You must keep the information up-to-date yourself. This information is not automatically updated when discoveries are performed. The discovery process does not automatically track assets that are physically relocated.

Environmental Strategies

Your organization might have several logical environments whose locations and resources overlap, but whose logical functions are distinct. Logical environments include corporate groups such as sales versus engineering, functional groups such as retail versus institutional, and even logical software environments such as user acceptance versus production.

In all of these cases, consider producing separate Sun Management Center topology groups that isolate the elements of each group. Separate topology groups prevent problems in one group from raising alarms in another group. This isolation is particularly important when configuring the Sun Management Center environment for systems that include multi-domain servers. The different domains might be performing functions for completely different groups or environments. The inclusion of the different domains in a single topology group could result in misleading information and alarm notifications.

Application Organization

Applications are complex entities in systems management. Determining what constitutes an application from a management perspective can be difficult, particularly when applications are distributed and rely on many external services to operate properly. For this reason, you should organize applications before installing Sun Management Center. Do not defer consideration of the cause and effect relationships until a problem is actually encountered. Some initial analysis contributes to increasing the efficiency with which application-level problems are resolved.

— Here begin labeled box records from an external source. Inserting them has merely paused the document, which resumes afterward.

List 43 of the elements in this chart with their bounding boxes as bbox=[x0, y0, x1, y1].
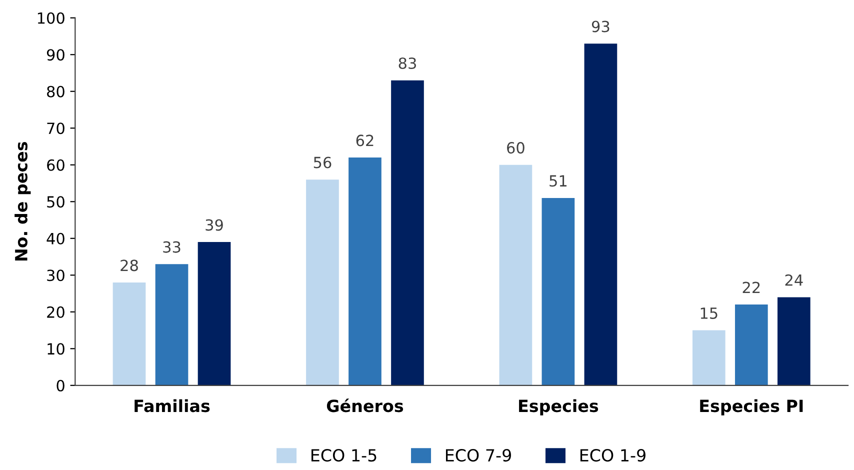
bar bbox=[584, 44, 618, 386]
bar bbox=[348, 158, 382, 386]
data-label: 33 bbox=[163, 241, 180, 253]
data-label: 56 bbox=[314, 156, 332, 168]
data-label: 39 bbox=[206, 219, 223, 231]
data-label: 15 bbox=[700, 308, 718, 319]
x-tick-label: Familias bbox=[134, 399, 210, 412]
bar bbox=[198, 242, 231, 386]
y-tick-label: 90 bbox=[46, 49, 64, 61]
data-label: 51 bbox=[550, 175, 567, 187]
data-label: 60 bbox=[507, 142, 524, 154]
data-label: 28 bbox=[120, 260, 138, 272]
y-tick-label: 60 bbox=[47, 159, 64, 171]
x-tick-label: Especies bbox=[519, 399, 598, 416]
y-tick-label: 30 bbox=[47, 270, 64, 282]
legend-label: ECO 1-9 bbox=[580, 448, 646, 462]
bar bbox=[155, 264, 188, 386]
y-tick-label: 0 bbox=[56, 380, 64, 392]
x-tick-label: Especies PI bbox=[700, 399, 803, 416]
data-label: 22 bbox=[742, 282, 760, 294]
bar bbox=[112, 282, 146, 386]
legend-label: ECO 1-5 bbox=[312, 448, 376, 462]
y-tick-label: 40 bbox=[46, 232, 64, 244]
legend-label: ECO 7-9 bbox=[446, 448, 511, 462]
y-tick-label: 70 bbox=[47, 122, 64, 134]
y-tick-label: 100 bbox=[38, 12, 64, 24]
y-tick-label: 80 bbox=[47, 86, 64, 98]
bar bbox=[306, 180, 339, 386]
bar bbox=[734, 304, 768, 386]
y-tick-label: 20 bbox=[47, 306, 64, 318]
bar bbox=[499, 164, 532, 386]
data-label: 24 bbox=[785, 274, 803, 286]
bar bbox=[692, 330, 726, 386]
bar bbox=[391, 80, 424, 386]
y-tick-label: 50 bbox=[47, 196, 64, 208]
y-axis-title: No. de peces bbox=[14, 142, 31, 261]
data-label: 93 bbox=[592, 20, 610, 32]
bar bbox=[542, 198, 575, 386]
x-tick-label: Géneros bbox=[326, 398, 404, 412]
bar bbox=[778, 297, 810, 386]
data-label: 62 bbox=[356, 134, 374, 146]
data-label: 83 bbox=[398, 57, 416, 70]
y-tick-label: 10 bbox=[48, 343, 64, 355]
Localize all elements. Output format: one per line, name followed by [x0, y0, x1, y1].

When configuring an application-oriented Sun Management Center environment, the topology containers typically contain a mix of hosts, modules, and specific objects. Some hosts might be completely dedicated to that application, while other hosts might only be partially responsible for the application's proper operation. For example, in the case of an application that makes use of a corporate directory service, the health of the directory service is critical to the operation of the application, but the health of other services on the server are not critical to or needed by the application.

Services Responsibilities

In some circumstances, a group or administrator might be responsible for a specific service but not the underlying resources. For example, a database administrator might be responsible for the database service availability and data integrity, but not responsible for the hardware or operating system administration. A Sun Management Center domain that is created specifically for the database services can assist the database administrator in performing the necessary tasks. General user role privileges can assist the administrator by providing access to general system and network status.

Managing Large Enterprises

Several facilities in Sun Management Center can help you to simplify management of large enterprises. One facility is Reference Domains, which allow groups to share management information across server contexts. Another feature is the Grouping Operations system, which facilitates performing large, highly distributed management operations.

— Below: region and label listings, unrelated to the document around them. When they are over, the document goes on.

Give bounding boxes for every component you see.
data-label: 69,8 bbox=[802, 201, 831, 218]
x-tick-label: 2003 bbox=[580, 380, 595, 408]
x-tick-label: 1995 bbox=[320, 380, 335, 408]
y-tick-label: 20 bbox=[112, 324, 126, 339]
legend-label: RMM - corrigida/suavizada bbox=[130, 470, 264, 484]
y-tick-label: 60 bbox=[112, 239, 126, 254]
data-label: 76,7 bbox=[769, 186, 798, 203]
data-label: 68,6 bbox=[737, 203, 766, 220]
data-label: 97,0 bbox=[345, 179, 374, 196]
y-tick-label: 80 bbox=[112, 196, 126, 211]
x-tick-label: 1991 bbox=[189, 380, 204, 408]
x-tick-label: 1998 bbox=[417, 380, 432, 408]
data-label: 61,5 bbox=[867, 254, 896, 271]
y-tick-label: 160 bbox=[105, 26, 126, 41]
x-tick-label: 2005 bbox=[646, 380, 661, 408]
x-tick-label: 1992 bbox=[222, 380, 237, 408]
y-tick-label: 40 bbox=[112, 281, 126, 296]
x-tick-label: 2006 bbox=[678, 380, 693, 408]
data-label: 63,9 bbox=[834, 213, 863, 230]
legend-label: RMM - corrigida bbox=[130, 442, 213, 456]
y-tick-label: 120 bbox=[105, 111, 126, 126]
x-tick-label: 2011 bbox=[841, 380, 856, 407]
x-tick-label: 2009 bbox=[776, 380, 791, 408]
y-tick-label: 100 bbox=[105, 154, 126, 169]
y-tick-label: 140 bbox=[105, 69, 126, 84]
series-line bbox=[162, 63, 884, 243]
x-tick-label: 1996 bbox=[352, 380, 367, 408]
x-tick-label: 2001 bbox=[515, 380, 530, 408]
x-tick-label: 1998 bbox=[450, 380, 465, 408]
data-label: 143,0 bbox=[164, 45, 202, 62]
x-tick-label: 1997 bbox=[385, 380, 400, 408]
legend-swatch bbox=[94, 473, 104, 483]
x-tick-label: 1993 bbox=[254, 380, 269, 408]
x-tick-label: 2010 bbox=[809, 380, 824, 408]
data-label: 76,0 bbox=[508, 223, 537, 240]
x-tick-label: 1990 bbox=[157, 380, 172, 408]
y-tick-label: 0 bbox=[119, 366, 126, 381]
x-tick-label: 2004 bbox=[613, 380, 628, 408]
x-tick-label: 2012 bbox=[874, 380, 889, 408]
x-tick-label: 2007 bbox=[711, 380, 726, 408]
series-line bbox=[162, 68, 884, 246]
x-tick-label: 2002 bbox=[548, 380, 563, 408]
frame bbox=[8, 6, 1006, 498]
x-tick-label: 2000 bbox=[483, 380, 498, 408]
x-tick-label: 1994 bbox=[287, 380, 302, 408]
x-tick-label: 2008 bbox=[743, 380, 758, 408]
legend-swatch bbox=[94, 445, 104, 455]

The grouping system enables you to set data property values, and modify data property attributes. You can also load, unload, enable, and disable modules in your Sun Management Center server environment. All of these operations can be applied to a large group of managed systems and nodes. These groups can be defined using existing topology structures or flexible, discovery-style filters. Grouping operations can be saved and performed multiple times. A scheduler is available to automate grouping operations. Grouping operations also include Module Configuration Propagation (MCP), a facility in which a reference node's entire configuration can be cloned by pulling it to the server and then pushing it to all similar nodes.

For further information about Reference Domains, see Monitoring Remote Administrative Domains in Sun Management Center 3.6.1 User’s Guide. For further information about group operations, see Chapter 13, Managing Group-related Jobs, in Sun Management Center 3.6.1 User’s Guide.